That's a good point: these are only considerations in the context of
actually copying from src->dst, but with in-place conversion the
primary/more-performant approach will be for userspace to initial
directly. I.e. if we enforced that, then gmem could right ascertain that
it isn't even writing to private pages via these hooks and any
manipulation of that memory is purely on the part of the trusted entity
handling initial encryption/etc.

I understand that we decided to keep the option of allowing separate
src/dst even with in-place conversion, but it doesn't seem worthwhile if
that necessarily means we need to glue population+conversion together in
1 clumsy interface that needs to handle partial return/error responses to
userspace (or potentially get stuck forever in the conversion path).

So I agree with Ackerley's proposal (which I guess is the same as what's
in this series).

However, 1 other alternative would be to do what was suggested on the
call, but require userspace to subsequently handle the shared->private
conversion. I think that would be workable too.

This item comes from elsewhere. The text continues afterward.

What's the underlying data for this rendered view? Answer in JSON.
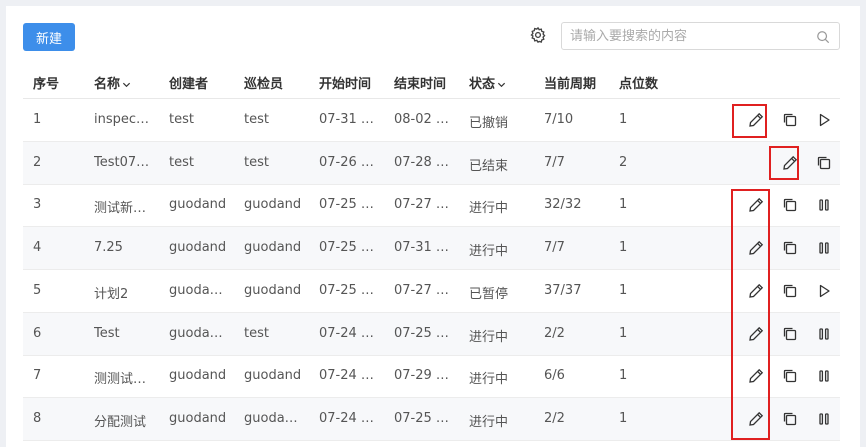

One other benefit to Ackerley's/current approach however is that it allows
us to potentially keep hugepages intact in the populate path, since
prep'ing/encrypting everything while it's in a shared state means gmem will
split the hugepage and all the firmware/RMP/etc. data structures will only
be able to handle individual 4K pages. I still suspect doing things like
encoding the initial 2MB OVMF image as a single hugepage might yield
enough benefit to explore this (at some point). So there's some niceness
in knowing that Ackerley's approach would allow for that eventually and
not require a complete rethink on these same topics.

Thanks,

Mike

>
> >>>
> >>> [...snip...]
> >>>